At any rate, some folks have left and some new folks have been added. Returning to the office Tuesday, I met five people I've never seen before in my life. A couple of them met me with complete kindness and enthusiasm . . . others with a sort of cold (calculating?) distance. But that's the way it's become with this office. Always a rift somewhere. Always people on opposite sides of growing chasms.

So, I'm getting the tour of the office from a good-hearted lad who answers our phones and does some sales presentations named John Willingham. We enter the break room/conference room, and he says, "Oooh, check this out!"

He spins, flings open the freezer door to reveal an absolute mess of freezer-burned items in the freezer. He fingers through the miscellany, asking himself if someone has recently cleaned it out. Then, he finds what he's been looking for and pulls it out for me to see.

It's a package of chicken breasts. Frozen. Purchased on July 10, 2008. The chicken is nearing its two year anniversary as a member of our team. The chicken has over a year's seniority on two of the new employees. But here's the real kicker . . . there's not a stovetop or an oven or even a firepit anywhere in the vicinity. Why would anyone store their frozen chicken in the work freezer for over two years? Why would they bring it to the office in the first place? These are all questions, I'm sure, that lead us to the greater mysteries of our esteemed workplace.

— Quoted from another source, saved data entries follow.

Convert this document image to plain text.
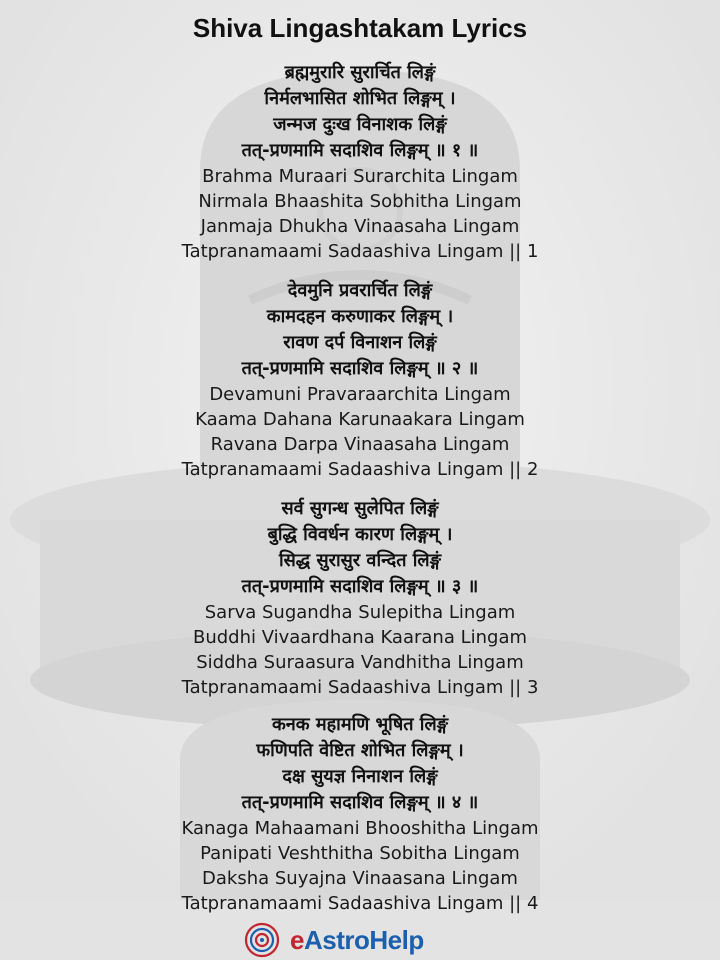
Shiva Lingashtakam Lyrics

ब्रह्ममुरारि सुरार्चित लिङ्गं

निर्मलभासित शोभित लिङ्गम् ।

जन्मज दुःख विनाशक लिङ्गं

तत्-प्रणमामि सदाशिव लिङ्गम् ॥ १ ॥

Brahma Muraari Surarchita Lingam

Nirmala Bhaashita Sobhitha Lingam

Janmaja Dhukha Vinaasaha Lingam

Tatpranamaami Sadaashiva Lingam || 1

देवमुनि प्रवरार्चित लिङ्गं

कामदहन करुणाकर लिङ्गम् ।

रावण दर्प विनाशन लिङ्गं

तत्-प्रणमामि सदाशिव लिङ्गम् ॥ २ ॥

Devamuni Pravaraarchita Lingam

Kaama Dahana Karunaakara Lingam

Ravana Darpa Vinaasaha Lingam

Tatpranamaami Sadaashiva Lingam || 2

सर्व सुगन्ध सुलेपित लिङ्गं

बुद्धि विवर्धन कारण लिङ्गम् ।

सिद्ध सुरासुर वन्दित लिङ्गं

तत्-प्रणमामि सदाशिव लिङ्गम् ॥ ३ ॥

Sarva Sugandha Sulepitha Lingam

Buddhi Vivaardhana Kaarana Lingam

Siddha Suraasura Vandhitha Lingam

Tatpranamaami Sadaashiva Lingam || 3

कनक महामणि भूषित लिङ्गं

फणिपति वेष्टित शोभित लिङ्गम् ।

दक्ष सुयज्ञ निनाशन लिङ्गं

तत्-प्रणमामि सदाशिव लिङ्गम् ॥ ४ ॥

Kanaga Mahaamani Bhooshitha Lingam

Panipati Veshthitha Sobitha Lingam

Daksha Suyajna Vinaasana Lingam

Tatpranamaami Sadaashiva Lingam || 4

eAstroHelp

So, with a nervous chuckle, John tosses the chicken back into that rat's nest of a freezer and turns, pointing seriously to the water cooler. "Whatever you do," he warns, "DO NOT drink the water in this."

I eyeball it. Everything seems fine. "Why?" I ask. You'll find there are more why questions at Associated Industries Incorporated (AII from here on out) than a full season of Lost.

"Sometimes," John says in a low, almost disconcerting whisper, like a campfire storyteller reeling you in for the big scare, "we find algae growing in the tank."

"Ugh," I say, exasperated.

"And you know what gets done about it?" he asks further.

I shrug my shoulders, searching the murky depths of that water reservoir for signs of life.

"Thurston (that being Thurston Wallace Cornelius Edgewood the Third, a bumbling older gentleman co-worker of ours) dumps the water and then wipes it clean with that," he says pointing to a disgusting yellow towel hanging from a hook on the wall next to the water cooler.

"With that?"

"With that," John says. "And you know, I've been here almost two years and that towel has never been moved from that hook except to wipe out the tank."

"You mean it never gets washed?"

"That's exactly what I mean." He squints his eyes at me in a knowing way, and we both laugh. "So . . . unless you're looking for a case of botulism, I'd stay away from the water."